[dropcap]A[/dropcap]braham, je sais que tu aurais souhaité partir tout doucement sans bruit comme tu as vécu. Tu n’aurais pas aimé que l’on t’encense. Mais tu appartiens à cette race d’hommes en voie d’extinction. Ces hommes qui ont toujours mis l’intérêt général au-dessus des intérêts particuliers et égoïstes.
Tu es de ces hommes qui souffrent de l’irresponsabilité des cadres véreux et corrompus, de l’insouciance de l’ élite du pays qui a choisi de maintenir la population dans l’ignorance totale, la dépravation et l’obscurantisme.
Peu de gens savent que lorsque tu étais ambassadeur de Guinée au Canada, tu as négocié et obtenu un bateau de matériaux de construction destinés à la réalisation du Palais des Nations. Tu as convoyé la cargaison à bon port sans prendre un seul fer à béton alors que tu construisais ta maison. Ce geste, considéré à l’époque comme patriotique est qualifié aujourd’hui de malédiction.
Il est impossible de parler d’Abraham Doukouré sans parler de ses bienfaits, de son intelligence, de sa sagesse, de son sens de l’humour, de son sourire chaleureux. On ne peut pas parler de toi sans penser aux merveilleux moments de bonheur vécus à tes cotés à écouter les nombreuses histoires intéressantes dont toi seul avais le secret. Je n’arrive pas encore à réaliser que nous ne pourrons plus profiter de tes anecdotes. Je ne danserai plus avec toi. Toi mon cavalier de toujours. Toi qui m’as appris à danser la salsa.
Nous n’écouterons plus ta guitare que tu jouais avec une telle dextérité. Dans les années 65-68, tu as joué avec l’orchestre de Mamou. Kadé Seck et moi étions les cantatrices. A l’époque, nous consacrions nos vacances à la troupe théâtrale de Mamou. C’était au temps où chacun donnait le meilleur de lui-même pour participer à sa manière a la consécration de sa Région au cours du Festival des Arts et de la Culture organisé sur le plan national. Qu’il est bien loin de nous ce bon vieux temps !
Tu as toujours vécu en harmonie avec toi même et avec ceux qui t’entouraient. Tu étais tout simplement un homme auprès de qui il faisait bon vivre. Tu savais garder ton calme quelle que soit la situation. Je me souviendrai toujours du jour où ta nomination au poste de Secrétaire Exécutif de la CEDEAO à Abuja au Nigeria a été compromise par une cabale organisée par des cadres Guinéens et des intrigues de Palais. Pendant que je perdais mon contrôle, toi tu es resté de marbre et, comme “le Roseau qui plie, mais ne rompt pas” après le passage de la tempête, tu as relevé la tête et continué à servir le pays avec toute la dignité qui te caractérise. C’est toi qui avais raison !
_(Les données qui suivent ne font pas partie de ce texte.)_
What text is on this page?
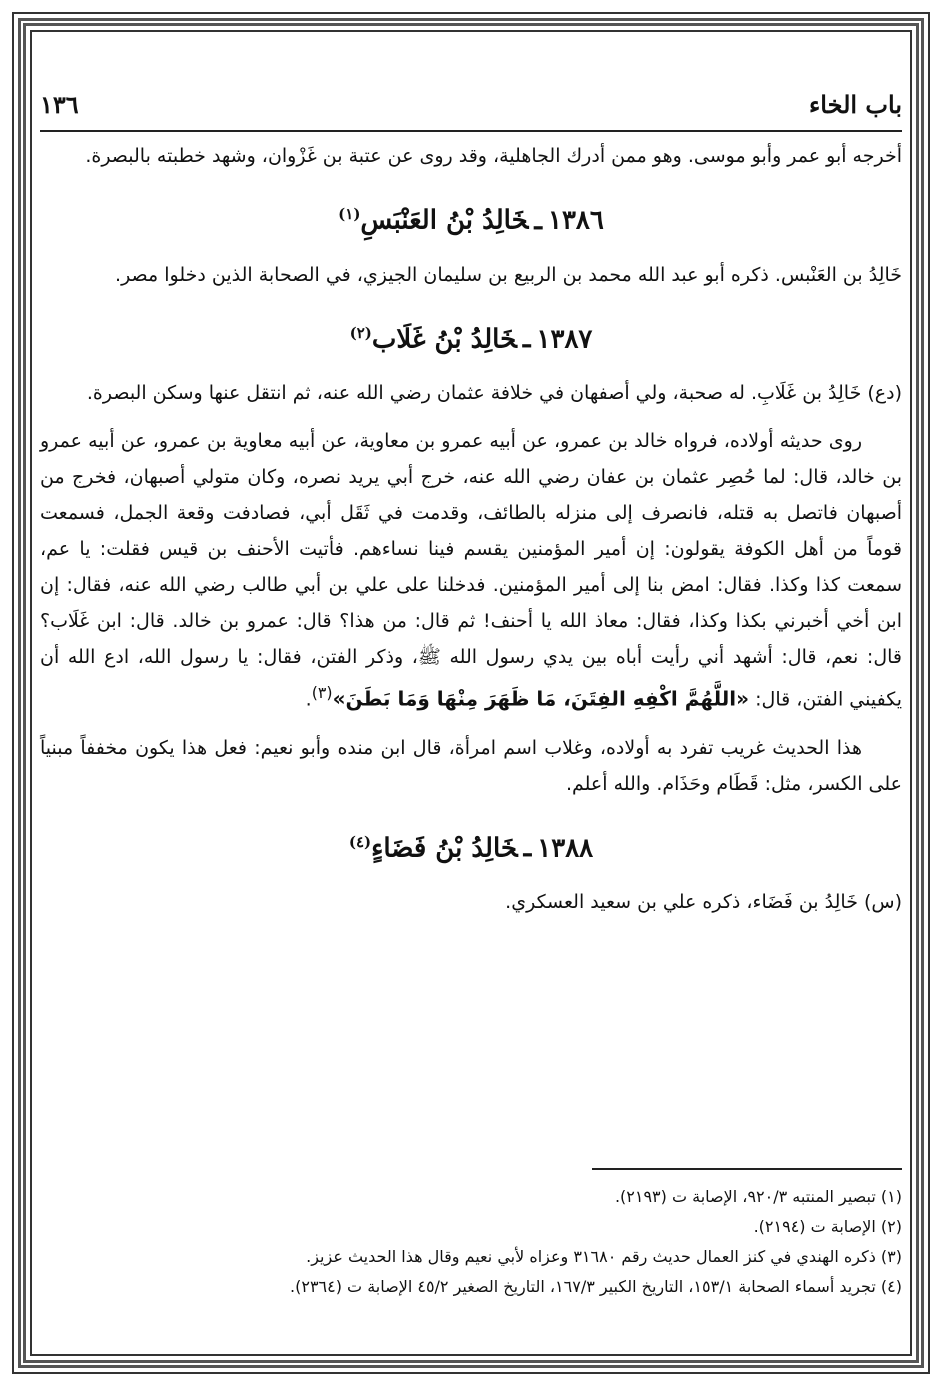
باب الخاء
١٣٦

أخرجه أبو عمر وأبو موسى. وهو ممن أدرك الجاهلية، وقد روى عن عتبة بن غَزْوان، وشهد خطبته بالبصرة.

١٣٨٦ـخَالِدُ بْنُ العَنْبَسِ$^{(١)}$

خَالِدُ بن العَنْبس. ذكره أبو عبد الله محمد بن الربيع بن سليمان الجيزي، في الصحابة الذين دخلوا مصر.

١٣٨٧ـخَالِدُ بْنُ غَلَاب$^{(٢)}$

(دع) خَالِدُ بن غَلَابِ. له صحبة، ولي أصفهان في خلافة عثمان رضي الله عنه، ثم انتقل عنها وسكن البصرة.

روى حديثه أولاده، فرواه خالد بن عمرو، عن أبيه عمرو بن معاوية، عن أبيه معاوية بن عمرو، عن أبيه عمرو بن خالد، قال: لما حُصِر عثمان بن عفان رضي الله عنه، خرج أبي يريد نصره، وكان متولي أصبهان، فخرج من أصبهان فاتصل به قتله، فانصرف إلى منزله بالطائف، وقدمت في ثَقَل أبي، فصادفت وقعة الجمل، فسمعت قوماً من أهل الكوفة يقولون: إن أمير المؤمنين يقسم فينا نساءهم. فأتيت الأحنف بن قيس فقلت: يا عم، سمعت كذا وكذا. فقال: امض بنا إلى أمير المؤمنين. فدخلنا على علي بن أبي طالب رضي الله عنه، فقال: إن ابن أخي أخبرني بكذا وكذا، فقال: معاذ الله يا أحنف! ثم قال: من هذا؟ قال: عمرو بن خالد. قال: ابن غَلَاب؟ قال: نعم، قال: أشهد أني رأيت أباه بين يدي رسول الله ﷺ، وذكر الفتن، فقال: يا رسول الله، ادع الله أن يكفيني الفتن، قال: «اللَّهُمَّ اكْفِهِ الفِتَنَ، مَا ظَهَرَ مِنْهَا وَمَا بَطَنَ»$^{(٣)}$.

هذا الحديث غريب تفرد به أولاده، وغلاب اسم امرأة، قال ابن منده وأبو نعيم: فعل هذا يكون مخففاً مبنياً على الكسر، مثل: قَطَام وحَذَام. والله أعلم.

١٣٨٨ـخَالِدُ بْنُ فَضَاءٍ$^{(٤)}$

(س) خَالِدُ بن فَضَاء، ذكره علي بن سعيد العسكري.

(١) تبصير المنتبه ٩٢٠/٣، الإصابة ت (٢١٩٣).

(٢) الإصابة ت (٢١٩٤).

(٣) ذكره الهندي في كنز العمال حديث رقم ٣١٦٨٠ وعزاه لأبي نعيم وقال هذا الحديث عزيز.

(٤) تجريد أسماء الصحابة ١٥٣/١، التاريخ الكبير ١٦٧/٣، التاريخ الصغير ٤٥/٢ الإصابة ت (٢٣٦٤).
Abraham, notre peine est immense. Ton départ a été un choc pour nous. Mais nous avons déjà trouvé la force de tenir car notre famille est soudée. La flamme qui émanait de toi et qui t’a survécu saura éclairer notre chemin. La mort n’est pas une malédiction; c’est une fatalité. Elle frappe qui elle veut, ou elle veut et quand elle veut. Nous qui t’avons survécu devrions t’envier d’avoir quitté ce monde de violence, de méchanceté, d’ingratitude, d’hypocrisie et de délation. Nous te rejoindrons bien un jour quand le moment viendra pour nous de partir.
En attendant, soit cet ange qui va intercéder pour nous auprès de Dieu,et notre interprète auprès de papa pour lui dire que les Douketons se sont multipliés et que les Douketontons ont fait des Douketons qui s’appellent Saidou, Abraham et Thierno Mouctar Azariel ; que d’autres ne tarderont pas à venir.
Dis-lui que la voie qu’ils nous ont tracée au nom de la liberté pour nous mener à l’indépendance a été détournée de sa trajectoire. L’intelligentsia est mise en déroute et remplacée par l’ignorance et la médiocrité. Le navire tangue et vogue à vau-l’eau entraînant des passagers incrédules, hébétés dans une misère indescriptible, marquée par l’indifférence, la lâcheté et l’individualisme si bien qu’on se demande pourquoi tous ces morts qui ont émaillé les différents régimes que nous avons connus ? A quoi ont servi tous les sacrifices consentis par le peuple de Guinée si c’est pour revenir a la case départ !
Abraham, si dans la vie tu étais un modèle à suivre, dans la mort tu deviens un exemple de vie à vivre, celle que tes amis ont célébrée et honorée avec émotion au Palais du Peuple.
Repose-toi Big Brother du repos du guerrier. Tu resteras dans nos pensées et dans nos cœurs comme le champion qui s’est toujours battu pour nous.